使用动态鼠标悬停事件抓取网站 [英] Scrape website with dynamic mouseover event
问题描述
我正在尝试抓取从鼠标悬停事件动态生成的数据.我想从
的哈希率分布图表中获取信息
I am trying to scrape data which is generated dynamically from mouseover events.
I want to capture the information from the Hash Rate Distribution chart from
https://slushpool.com/stats/?c=btc which is generated when you scroll over each circle.

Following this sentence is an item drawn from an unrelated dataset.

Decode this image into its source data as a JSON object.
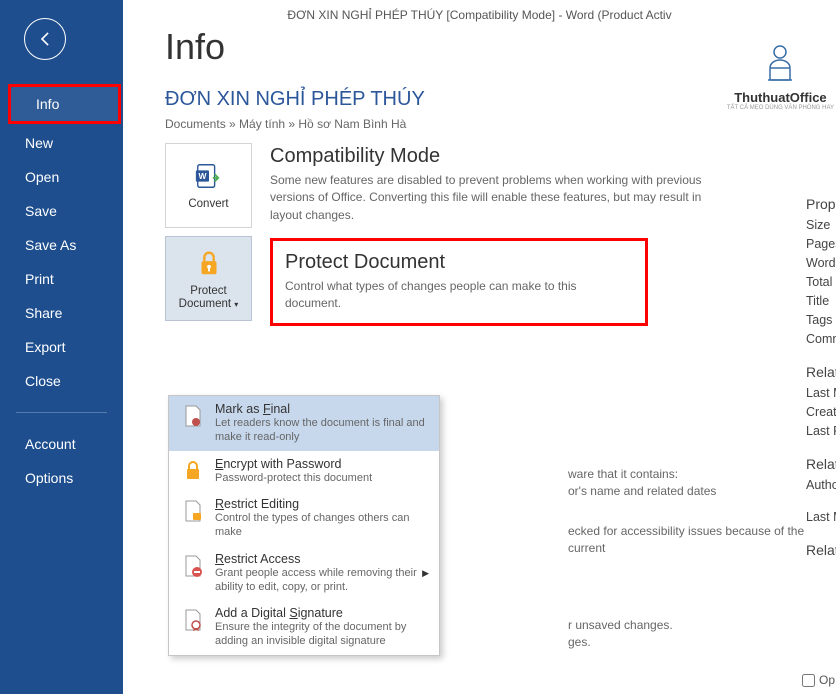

The code below gets the html data from the website, and returns the table which is filled once the mouse passes over a circle. However, I have not been able to figure out how to trigger the mouseover event for each circle to fill the table.
from lxml import etree
from xml.etree import ElementTree
from selenium import webdriver
driver_path = "#Firefox web driver"
browser = webdriver.Firefox(executable_path=driver_path)
browser.get("https://slushpool.com/stats/?c=btc")
page = browser.page_source #Get page html
tree = etree.HTML(page) #create etree
table_Xpath = '/html/body/div[1]/div/div/div/div/div[5]/div[1]/div/div/div[2]/div[2]/div[2]/div/table'
table =tree.xpath(table_Xpath) #get table using Xpath
print(ElementTree.tostring(table[0])) #Returns empty table.
#Should return data from each mouseover event
Is there a way to trigger the mouseover event for each circle, then extract the generated data.
Thank you in advance for the help!
To trigger the mouseover event for each circle you have to induce WebDriverWait for the visibility_of_all_elements_located()
and you can use the following Locator Strategies:
Code Block:
from selenium import webdriver from selenium.webdriver.common.by import By from selenium.webdriver.support.ui import WebDriverWait from selenium.webdriver.support import expected_conditions as EC from selenium.webdriver.common.action_chains import ActionChains chrome_options = webdriver.ChromeOptions() chrome_options.add_argument("start-maximized") chrome_options.add_experimental_option("excludeSwitches", ["enable-automation"]) chrome_options.add_experimental_option('useAutomationExtension', False) driver = webdriver.Chrome(options=chrome_options, executable_path=r'C:UtilityBrowserDriverschromedriver.exe') driver.get("https://slushpool.com/stats/?c=btc") driver.execute_script("return arguments[0].scrollIntoView(true);", WebDriverWait(driver, 20).until(EC.visibility_of_element_located((By.XPATH, "//h1//span[text()='Distribution']")))) elements = WebDriverWait(driver, 20).until(EC.visibility_of_all_elements_located((By.XPATH, "//h1//span[text()='Distribution']//following::div[1]/*[name()='svg']//*[name()='g']//*[name()='g' and @class='paper']//*[name()='circle']"))) for element in elements: ActionChains(driver).move_to_element(element).perform()
Browser Snapshot:
这篇关于使用动态鼠标悬停事件抓取网站的文章就介绍到这了,希望我们推荐的答案对大家有所帮助,也希望大家多多支持IT屋!